The premise of this issue is that permitting water supply projects is necessary to balance impacts as Colorado’s water providers work to ensure sufficient supply for a growing population. While the following pages tell many stories of permitting, we don’t weigh the merit of the projects themselves—they’re the reason behind permitting, the “purpose and need” for this issue. Does Colorado need new, large water supply projects for its future? Many would say yes. But beyond localized impact, we should perhaps also be asking if proposed projects increase or decrease the big-picture risk to existing supplies. Are they sustainable?

The results from Phase III of the Colorado River Risk Study were rolled out in June. The study reveals a 45 percent chance that the Upper Colorado River Basin may not have enough water to meet its Colorado River Compact obligations over the next 25 years. That’s already high, but if we increase upper basin water use by just 11.5 percent, the risk doubles. Substantial Colorado River supplies are diverted east of the Continental Divide, so this impacts Coloradans across the state.

“There is an identified risk right now in the Colorado River Basin that we will at some point in the future have a problem with compact compliance,” says Anne Castle, a senior fellow at the Getches-Wilkinson Center at the University of Colorado. “As you add new demand to the system in the upper basin, that risk increases.” New demand could come in the shape of a new Colorado River project, intended to serve new development and growing population.

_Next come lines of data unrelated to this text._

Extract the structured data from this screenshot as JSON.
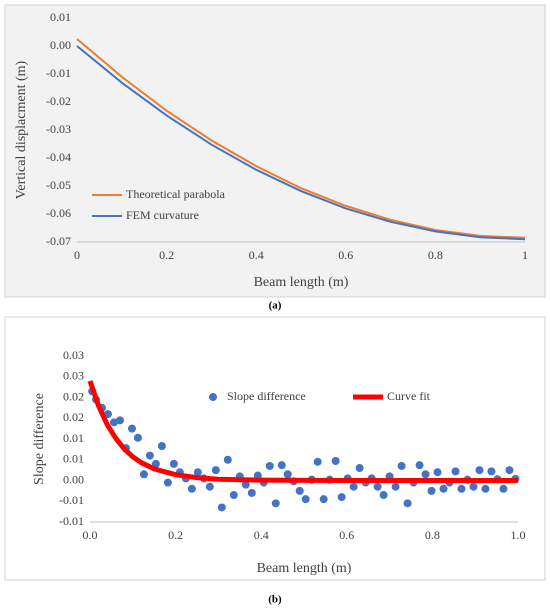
{
  "chart_data": [
    {
      "type": "line",
      "caption": "(a)",
      "xlabel": "Beam length (m)",
      "ylabel": "Vertical displacment (m)",
      "xlim": [
        0,
        1
      ],
      "xticks": [
        0,
        0.2,
        0.4,
        0.6,
        0.8,
        1
      ],
      "ylim": [
        -0.07,
        0.01
      ],
      "yticks": [
        0.01,
        {
          "value": 0,
          "label": "0.00"
        },
        -0.01,
        -0.02,
        -0.03,
        -0.04,
        -0.05,
        -0.06,
        -0.07
      ],
      "grid": false,
      "legend": "lower left",
      "background": "#f2f2f2",
      "series": [
        {
          "name": "Theoretical parabola",
          "type": "line",
          "color": "#ed7d31",
          "x": [
            0,
            0.1,
            0.2,
            0.3,
            0.4,
            0.5,
            0.6,
            0.7,
            0.8,
            0.9,
            1
          ],
          "values": [
            0.0025,
            -0.011,
            -0.0231,
            -0.0337,
            -0.0429,
            -0.0508,
            -0.0571,
            -0.0621,
            -0.0657,
            -0.0678,
            -0.0685
          ]
        },
        {
          "name": "FEM curvature",
          "type": "line",
          "color": "#4472c4",
          "x": [
            0,
            0.1,
            0.2,
            0.3,
            0.4,
            0.5,
            0.6,
            0.7,
            0.8,
            0.9,
            1
          ],
          "values": [
            0,
            -0.0131,
            -0.0248,
            -0.0352,
            -0.0442,
            -0.0518,
            -0.058,
            -0.0628,
            -0.0662,
            -0.0683,
            -0.069
          ]
        }
      ]
    },
    {
      "type": "scatter",
      "caption": "(b)",
      "xlabel": "Beam length (m)",
      "ylabel": "Slope difference",
      "xlim": [
        0,
        1
      ],
      "xticks": [
        {
          "value": 0,
          "label": "0.0"
        },
        0.2,
        0.4,
        0.6,
        0.8,
        {
          "value": 1,
          "label": "1.0"
        }
      ],
      "ylim": [
        -0.01,
        0.03
      ],
      "yticks": [
        0.03,
        {
          "value": 0.025,
          "label": "0.03"
        },
        0.02,
        {
          "value": 0.015,
          "label": "0.02"
        },
        0.01,
        {
          "value": 0.005,
          "label": "0.01"
        },
        {
          "value": 0,
          "label": "0.00"
        },
        {
          "value": -0.005,
          "label": "-0.01"
        },
        -0.01
      ],
      "grid": false,
      "legend": "top",
      "background": "#ffffff",
      "series": [
        {
          "name": "Slope difference",
          "type": "scatter",
          "color": "#4472c4",
          "x": [
            0.005,
            0.014,
            0.028,
            0.042,
            0.056,
            0.07,
            0.084,
            0.098,
            0.112,
            0.126,
            0.14,
            0.154,
            0.168,
            0.182,
            0.196,
            0.21,
            0.224,
            0.238,
            0.252,
            0.266,
            0.28,
            0.294,
            0.308,
            0.322,
            0.336,
            0.35,
            0.364,
            0.378,
            0.392,
            0.406,
            0.42,
            0.434,
            0.448,
            0.462,
            0.476,
            0.49,
            0.504,
            0.518,
            0.532,
            0.546,
            0.56,
            0.574,
            0.588,
            0.602,
            0.616,
            0.63,
            0.644,
            0.658,
            0.672,
            0.686,
            0.7,
            0.714,
            0.728,
            0.742,
            0.756,
            0.77,
            0.784,
            0.798,
            0.812,
            0.826,
            0.84,
            0.854,
            0.868,
            0.882,
            0.896,
            0.91,
            0.924,
            0.938,
            0.952,
            0.966,
            0.98,
            0.994
          ],
          "values": [
            0.0215,
            0.0195,
            0.0175,
            0.016,
            0.014,
            0.0145,
            0.0078,
            0.0125,
            0.0103,
            0.0015,
            0.006,
            0.004,
            0.0083,
            -0.0005,
            0.004,
            0.002,
            0.0005,
            -0.002,
            0.002,
            0.0005,
            -0.0015,
            0.0025,
            -0.0065,
            0.005,
            -0.0035,
            0.001,
            -0.001,
            -0.003,
            0.0012,
            -0.0005,
            0.0035,
            -0.0055,
            0.0037,
            0.0015,
            -0.0002,
            -0.0025,
            -0.0045,
            0.0002,
            0.0045,
            -0.0045,
            0.0002,
            0.0047,
            -0.004,
            0.0005,
            -0.0015,
            0.003,
            -0.0005,
            0.0005,
            -0.0015,
            -0.0035,
            0.001,
            -0.0015,
            0.0035,
            -0.0055,
            -0.0005,
            0.0037,
            0.0015,
            -0.0025,
            0.002,
            -0.002,
            -0.0005,
            0.0022,
            -0.002,
            0.0002,
            -0.0015,
            0.0025,
            -0.002,
            0.0022,
            0.0003,
            -0.002,
            0.0025,
            0.0004
          ]
        },
        {
          "name": "Curve fit",
          "type": "line",
          "color": "#ff0000",
          "x": [
            0,
            0.02,
            0.04,
            0.06,
            0.08,
            0.1,
            0.12,
            0.15,
            0.2,
            0.25,
            0.3,
            0.4,
            0.6,
            0.8,
            1
          ],
          "values": [
            0.024,
            0.018,
            0.0135,
            0.0102,
            0.0076,
            0.0057,
            0.0043,
            0.0028,
            0.0014,
            0.0007,
            0.0003,
            0.0001,
            0,
            0,
            0
          ]
        }
      ]
    }
  ]
}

While permitting evaluates and mitigates many risks, it may not get at the risk of compact violation. “The permitting process at this point isn’t designed to consider that particular parameter,” Castle says. “It’s partly because we don’t have a terrific handle on it.” This new risk study provides some of the only data out there.

But proponents of new water projects today don’t all presume that raising a dam means they can divert more water for growth. For many, new projects are about reducing demand and risk. Plus, water providers aren’t just looking to river diversions for future water. Other options include conservation, better integrating land use and water planning, reusing water, and creating watersharing projects—some of which will still call for permitting.

Water supplies will need to evolve, which calls for planning and new projects to ensure a sustainable, low-risk water future. But as water providers propose water supply projects and stakeholders consider and engage with them, an effective and efficient permitting process is as important as ever to limit risk.